Quelque part donc, Spinrad ne fait qu’amplifier des tendances de la société de son époque, ce qui en soit est fréquent dans la SF qui se donne pour but de pointer du doigt des travers contemporains. Jack Barron est une critique de la société américaine d’une époque, une dénonciation du capitalisme à la sauce marxiste puisqu’il oppose des privilégiés pouvant s’octroyer l’immortalité à des exploités. Il ne cherche pas à innover, ne serait-ce que dans le décor ou la technologie - tout au plus avec les vidphones -, même si on peut lui trouver un talent visionnaire dans sa capacité à prévoir l’élection à la présidence de Reagan, mais là encore il ne fait que s’appuyer sur l’élection de celui-ci au poste de gouverneur de Californie en 1967. En somme, Jack Barron et l’éternité m’a semblé être le roman de SF d’une génération.

Par ailleurs, si le livre emploie un langage très direct dans un style rapide qui multiplie les juxtapositions de propositions, le vocabulaire m’a semblé vieillot et du coup, pas aussi percutant qu’il a dû l’être en son temps. Le nom de l’émission de Barron en fournit un bon exemple : Faites suer Jack Barron - Bug Jack Barron en anglais -, ça manque un peu de punch aujourd’hui.

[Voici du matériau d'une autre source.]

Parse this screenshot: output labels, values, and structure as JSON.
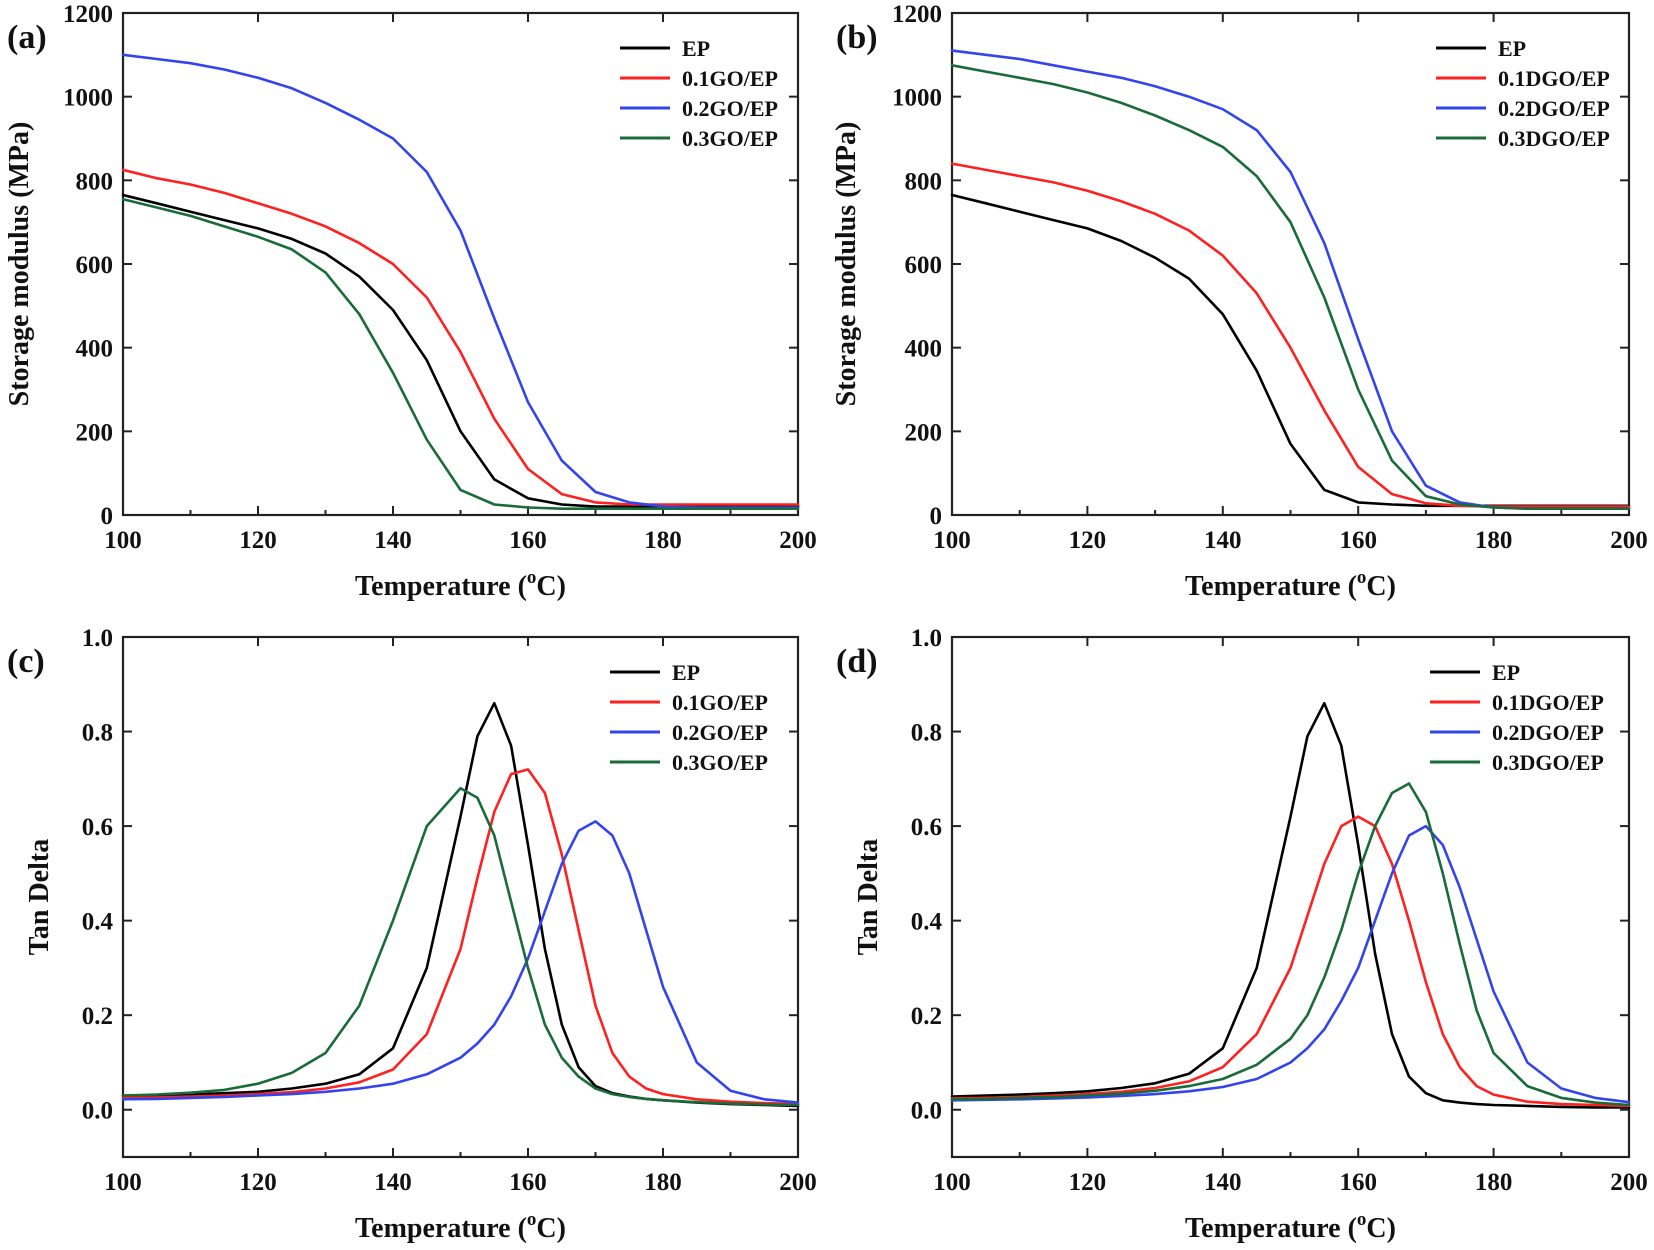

Mais est-ce le champ lexical employé par Spinrad qui a vieilli ou est-ce la traduction faite par Guy Abadia en 1971, qui a mal vieilli ? Voilà un livre qui vient contribuer au débat de l’utilité de publier de nouvelles traduction !

Toujours est-il que ces deux aspects - l’influence du contexte de la rédaction et le vocabulaire - font que ce livre, qui figure dans quasiment toutes les listes des must de la SF, n’a pas suscité en moins un enthousiasme délirant. J’ai apprécié, mais sans plus. Pour le moment Les Années fléaux restent mon Spinrad préféré, mais il m’en reste encore à lire.


[1Ma dernière lecture remonte à 2008 avec Rêve de fer et encore, c’était une relecture, c’est dire !

[2i.e. un livre que l’on peut relire sans qu’il paraisse démodé selon la définition d’Italo Calvino qui est celle que j’approuve le plus

[3Parmi lesquelles j’ai choisi la couverture réalisée par Manchu pour laquelle j’ai un faible.